28. It is also well-settled that subsequent payment does not obliterate criminal liability unless the statute so provides. The assessee cannot be granted immunity from prosecution merely on the ground that ultimately TDS was deposited in Govt. account albeit belatedly.
29. Further, Section 278B provides that every person who, at the time the offence was committed, was in charge of, and was responsible to, the company for the conduct of the business of the company as well as the company shall be deemed to- be guilty of the offence and shall be liable to, be proceeded against and punished accordingly. Further Section 278E, raises a statutory presumption of culpable mental state. Hence, the presumption can be rebutted only at trial, upon leading evidence.
30. Even the explanation of financial difficulty or “reasonable cause”, leading to the delay in filing of the TDS, again becomes a triable defence, and cannot be adjudicated in the present proceedings.
31. To summarize, all the allegations raised, i.e. deduction of TDS by the company, delay in deposit of the deducted amounts into the Government account, the role of the petitioner as a person in charge and responsible for the conduct of the company’s business, and the absence of any documentary material establishing a reasonable cause for delay, are disputed factual matters which must be tested at trial through evidence and crossexamination.

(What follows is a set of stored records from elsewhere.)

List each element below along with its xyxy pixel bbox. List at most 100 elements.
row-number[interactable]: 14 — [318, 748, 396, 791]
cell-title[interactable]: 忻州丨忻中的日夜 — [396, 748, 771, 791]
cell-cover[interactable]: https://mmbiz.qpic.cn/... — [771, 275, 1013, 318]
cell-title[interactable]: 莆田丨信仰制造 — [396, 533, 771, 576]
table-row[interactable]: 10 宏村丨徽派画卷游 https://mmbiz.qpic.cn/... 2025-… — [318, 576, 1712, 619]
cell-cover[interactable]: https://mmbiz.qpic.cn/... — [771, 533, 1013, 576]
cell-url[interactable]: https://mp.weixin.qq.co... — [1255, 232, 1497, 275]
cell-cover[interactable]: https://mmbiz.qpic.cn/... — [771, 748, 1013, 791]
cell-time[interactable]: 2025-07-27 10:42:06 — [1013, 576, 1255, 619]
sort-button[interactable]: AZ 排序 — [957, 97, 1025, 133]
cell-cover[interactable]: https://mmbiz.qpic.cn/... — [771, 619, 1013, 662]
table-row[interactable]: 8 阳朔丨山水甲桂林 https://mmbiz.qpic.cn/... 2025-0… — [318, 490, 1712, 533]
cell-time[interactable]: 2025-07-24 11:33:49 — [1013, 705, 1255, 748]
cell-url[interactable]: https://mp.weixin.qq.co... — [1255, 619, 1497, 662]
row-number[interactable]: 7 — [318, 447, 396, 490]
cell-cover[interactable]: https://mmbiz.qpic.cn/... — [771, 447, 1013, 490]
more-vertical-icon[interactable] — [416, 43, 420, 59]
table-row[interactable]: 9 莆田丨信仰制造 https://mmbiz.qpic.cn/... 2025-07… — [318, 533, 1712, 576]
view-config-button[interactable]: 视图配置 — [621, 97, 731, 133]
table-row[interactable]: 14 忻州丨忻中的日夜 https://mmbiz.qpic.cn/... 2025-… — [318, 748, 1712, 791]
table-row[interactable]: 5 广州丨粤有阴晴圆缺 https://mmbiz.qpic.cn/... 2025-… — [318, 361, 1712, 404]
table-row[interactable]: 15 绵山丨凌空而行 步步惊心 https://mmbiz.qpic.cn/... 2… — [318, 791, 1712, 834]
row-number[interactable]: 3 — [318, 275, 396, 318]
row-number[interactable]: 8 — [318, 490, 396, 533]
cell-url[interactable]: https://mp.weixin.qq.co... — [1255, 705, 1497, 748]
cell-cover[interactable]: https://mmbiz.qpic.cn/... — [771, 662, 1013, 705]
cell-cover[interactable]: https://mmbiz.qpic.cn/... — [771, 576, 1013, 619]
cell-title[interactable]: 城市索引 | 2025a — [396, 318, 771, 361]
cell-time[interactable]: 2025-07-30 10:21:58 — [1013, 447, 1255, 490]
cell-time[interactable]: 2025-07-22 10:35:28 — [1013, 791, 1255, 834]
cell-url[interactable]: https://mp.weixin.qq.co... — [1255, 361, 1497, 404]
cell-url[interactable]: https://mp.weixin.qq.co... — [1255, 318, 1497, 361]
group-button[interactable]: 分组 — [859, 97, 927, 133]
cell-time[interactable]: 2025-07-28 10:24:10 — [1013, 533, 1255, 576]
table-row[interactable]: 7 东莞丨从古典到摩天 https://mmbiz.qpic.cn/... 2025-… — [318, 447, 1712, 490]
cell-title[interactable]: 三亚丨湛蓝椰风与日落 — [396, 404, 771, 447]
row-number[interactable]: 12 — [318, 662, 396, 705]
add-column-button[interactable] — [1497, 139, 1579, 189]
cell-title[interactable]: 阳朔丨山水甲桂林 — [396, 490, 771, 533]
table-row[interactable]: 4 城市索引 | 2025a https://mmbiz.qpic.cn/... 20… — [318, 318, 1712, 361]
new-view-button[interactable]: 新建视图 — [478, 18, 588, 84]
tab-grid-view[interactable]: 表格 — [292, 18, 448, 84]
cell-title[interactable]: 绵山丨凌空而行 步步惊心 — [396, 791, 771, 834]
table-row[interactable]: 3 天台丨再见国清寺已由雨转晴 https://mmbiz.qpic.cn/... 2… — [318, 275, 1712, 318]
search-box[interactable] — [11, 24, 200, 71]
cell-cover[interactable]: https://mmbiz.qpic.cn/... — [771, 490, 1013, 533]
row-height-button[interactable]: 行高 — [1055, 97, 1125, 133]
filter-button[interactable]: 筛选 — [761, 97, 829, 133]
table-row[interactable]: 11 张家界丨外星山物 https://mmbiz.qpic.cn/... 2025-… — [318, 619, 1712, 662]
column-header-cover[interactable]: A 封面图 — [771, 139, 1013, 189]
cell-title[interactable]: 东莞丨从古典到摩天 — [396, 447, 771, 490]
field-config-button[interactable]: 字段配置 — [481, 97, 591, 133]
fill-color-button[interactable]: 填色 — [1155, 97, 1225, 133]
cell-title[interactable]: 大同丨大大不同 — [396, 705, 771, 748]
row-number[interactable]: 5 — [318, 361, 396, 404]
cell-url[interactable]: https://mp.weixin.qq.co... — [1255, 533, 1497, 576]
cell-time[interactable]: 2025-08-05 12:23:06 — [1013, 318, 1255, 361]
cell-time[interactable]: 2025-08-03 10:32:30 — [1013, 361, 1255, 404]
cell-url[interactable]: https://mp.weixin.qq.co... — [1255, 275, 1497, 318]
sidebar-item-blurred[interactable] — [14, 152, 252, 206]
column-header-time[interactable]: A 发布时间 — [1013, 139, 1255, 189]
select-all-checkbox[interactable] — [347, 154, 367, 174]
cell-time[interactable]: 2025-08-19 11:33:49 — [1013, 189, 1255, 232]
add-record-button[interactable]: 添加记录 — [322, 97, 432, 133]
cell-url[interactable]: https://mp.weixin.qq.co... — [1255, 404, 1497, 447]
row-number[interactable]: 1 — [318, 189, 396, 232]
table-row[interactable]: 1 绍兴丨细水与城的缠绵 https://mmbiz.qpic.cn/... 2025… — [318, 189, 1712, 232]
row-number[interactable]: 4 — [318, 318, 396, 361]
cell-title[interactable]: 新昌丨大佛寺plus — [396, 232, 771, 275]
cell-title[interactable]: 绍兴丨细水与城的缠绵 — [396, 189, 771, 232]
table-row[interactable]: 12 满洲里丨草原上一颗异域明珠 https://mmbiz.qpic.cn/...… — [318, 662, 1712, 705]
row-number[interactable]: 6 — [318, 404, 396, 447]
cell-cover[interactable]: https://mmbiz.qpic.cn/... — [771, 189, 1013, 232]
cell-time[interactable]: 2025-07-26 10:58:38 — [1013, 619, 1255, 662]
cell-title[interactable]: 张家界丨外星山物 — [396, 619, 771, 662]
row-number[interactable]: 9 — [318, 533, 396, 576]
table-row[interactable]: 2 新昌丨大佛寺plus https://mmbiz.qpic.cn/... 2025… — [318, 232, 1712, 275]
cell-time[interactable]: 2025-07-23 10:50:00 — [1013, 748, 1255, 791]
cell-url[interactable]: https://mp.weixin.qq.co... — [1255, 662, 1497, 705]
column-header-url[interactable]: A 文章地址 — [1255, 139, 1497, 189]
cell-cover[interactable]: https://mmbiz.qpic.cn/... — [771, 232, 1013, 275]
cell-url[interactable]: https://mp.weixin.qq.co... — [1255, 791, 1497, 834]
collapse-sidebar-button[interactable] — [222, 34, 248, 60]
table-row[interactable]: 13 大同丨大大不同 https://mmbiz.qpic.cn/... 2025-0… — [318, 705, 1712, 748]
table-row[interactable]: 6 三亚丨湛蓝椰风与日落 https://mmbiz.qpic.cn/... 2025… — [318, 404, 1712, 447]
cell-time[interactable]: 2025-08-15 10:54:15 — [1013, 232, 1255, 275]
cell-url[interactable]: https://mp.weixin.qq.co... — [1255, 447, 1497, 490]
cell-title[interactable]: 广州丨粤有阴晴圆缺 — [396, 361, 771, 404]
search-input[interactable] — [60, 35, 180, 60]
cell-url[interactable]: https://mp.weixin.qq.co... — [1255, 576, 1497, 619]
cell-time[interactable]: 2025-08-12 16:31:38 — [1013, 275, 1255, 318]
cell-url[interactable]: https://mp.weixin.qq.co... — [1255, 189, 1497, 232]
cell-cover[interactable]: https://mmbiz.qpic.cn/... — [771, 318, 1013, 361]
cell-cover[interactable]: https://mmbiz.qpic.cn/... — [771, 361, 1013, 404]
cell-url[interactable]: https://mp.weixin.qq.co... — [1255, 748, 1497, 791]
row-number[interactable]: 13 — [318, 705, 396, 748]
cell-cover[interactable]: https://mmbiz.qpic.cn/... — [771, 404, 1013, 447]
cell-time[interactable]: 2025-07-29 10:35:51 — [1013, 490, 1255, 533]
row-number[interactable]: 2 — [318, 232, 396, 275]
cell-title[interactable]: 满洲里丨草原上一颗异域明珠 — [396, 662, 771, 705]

32. The Petition essentially invites this Court to appreciate the material and to sit in appeal over the satisfaction recorded by the sanctioning authority and the Trial Court’s assessment at the stage of summoning. Interference for that purpose would amount to conducting a mini-trial at the threshold, which is impermissible. The Petitioner’s contentions raise triable issues of fact and credibility which must be adjudicated in the course of a trial where oral and documentary evidence can be tested.
33. In such circumstances, at this stage, the petitioner cannot be said to have produced material of such sterling and unimpeachable quality that merits the quashing of the summoning orders and consequential proceedings thereof.
34. Needless to say, it will be open to the petitioner to justify the arguments taken by him during the course of the trial.